Spiritualität: Ein seelischer Booster für Krisenzeiten
Spiritualität: Ein seelischer Booster für Krisenzeiten
Prof. Eckhard Frick hat am Universitätsklinikum rechts der Isar die neue Professur für „Spiritual Care und psychosomatische Gesundheit“ inne
Spiritualität hat vor allem in der Pandemie eine große Bedeutung: Sie ist eine besondere Kraftquelle – sowohl für kranke Menschen und deren Angehörige als auch für Mitarbeitende von Kliniken und Pflegeeinrichtungen. Denn: „Für kranke Menschen zu arbeiten, das ist mehr als nur ein Job“, sagt Prof. Eckhard Frick, der seit Kurzem am Universitätsklinikum rechts der Isar die neue Professur für „Spiritual Care und psychosomatische Gesundheit“ innehat.

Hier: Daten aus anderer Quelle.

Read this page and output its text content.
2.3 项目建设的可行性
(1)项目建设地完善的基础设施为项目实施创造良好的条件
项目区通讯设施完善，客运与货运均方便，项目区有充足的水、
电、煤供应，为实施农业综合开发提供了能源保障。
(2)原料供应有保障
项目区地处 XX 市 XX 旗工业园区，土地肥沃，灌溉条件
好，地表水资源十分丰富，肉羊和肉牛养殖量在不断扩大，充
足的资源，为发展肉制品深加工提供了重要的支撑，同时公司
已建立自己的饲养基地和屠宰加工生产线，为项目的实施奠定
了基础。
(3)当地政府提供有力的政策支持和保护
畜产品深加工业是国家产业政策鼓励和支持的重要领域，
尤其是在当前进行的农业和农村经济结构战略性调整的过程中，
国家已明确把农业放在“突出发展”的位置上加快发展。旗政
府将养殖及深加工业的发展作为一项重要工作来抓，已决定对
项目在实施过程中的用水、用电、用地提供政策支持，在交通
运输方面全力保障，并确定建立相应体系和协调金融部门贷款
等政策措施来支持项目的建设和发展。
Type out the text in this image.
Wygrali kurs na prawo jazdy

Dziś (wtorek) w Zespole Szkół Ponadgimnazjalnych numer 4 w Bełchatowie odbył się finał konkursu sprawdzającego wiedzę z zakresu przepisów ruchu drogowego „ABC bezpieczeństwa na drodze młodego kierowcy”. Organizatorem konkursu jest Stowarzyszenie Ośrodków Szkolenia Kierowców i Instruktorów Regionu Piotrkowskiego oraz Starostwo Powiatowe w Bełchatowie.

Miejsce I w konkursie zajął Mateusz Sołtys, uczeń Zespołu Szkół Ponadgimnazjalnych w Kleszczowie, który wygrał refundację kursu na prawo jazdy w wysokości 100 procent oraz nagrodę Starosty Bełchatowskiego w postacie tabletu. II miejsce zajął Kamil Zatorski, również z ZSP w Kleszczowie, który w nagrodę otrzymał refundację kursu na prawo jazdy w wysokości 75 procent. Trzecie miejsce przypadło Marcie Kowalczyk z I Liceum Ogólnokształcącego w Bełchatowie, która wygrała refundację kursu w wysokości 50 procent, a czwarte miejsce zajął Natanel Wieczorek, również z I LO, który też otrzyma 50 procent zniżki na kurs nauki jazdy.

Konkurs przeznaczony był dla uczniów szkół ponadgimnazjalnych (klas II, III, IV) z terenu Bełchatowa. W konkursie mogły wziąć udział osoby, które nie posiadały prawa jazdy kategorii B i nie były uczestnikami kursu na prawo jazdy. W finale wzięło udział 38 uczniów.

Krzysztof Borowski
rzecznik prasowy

Als Facharzt für psychosomatische Medizin und Psychiatrie sowie Psychoanlaytiker und Priester wurde er jüngst an die Klinik und Poliklinik für Psychosomatische Medizin und Psychotherapie berufen. Durch seine Forschung will Prof. Frick Patient*innen und das medizinische Personal unterstützen – das in Corona-Zeiten stark gefordert ist. „Vor allem in Krisenzeiten tut es gut, persönliche Werte bewusst in den Fokus zu rücken“, rät er. „Die eigenen Kraftquellen, die eigene Spiritualität, all das, was dem eigenen Leben Sinn gibt.“ Ein Experten-Interview.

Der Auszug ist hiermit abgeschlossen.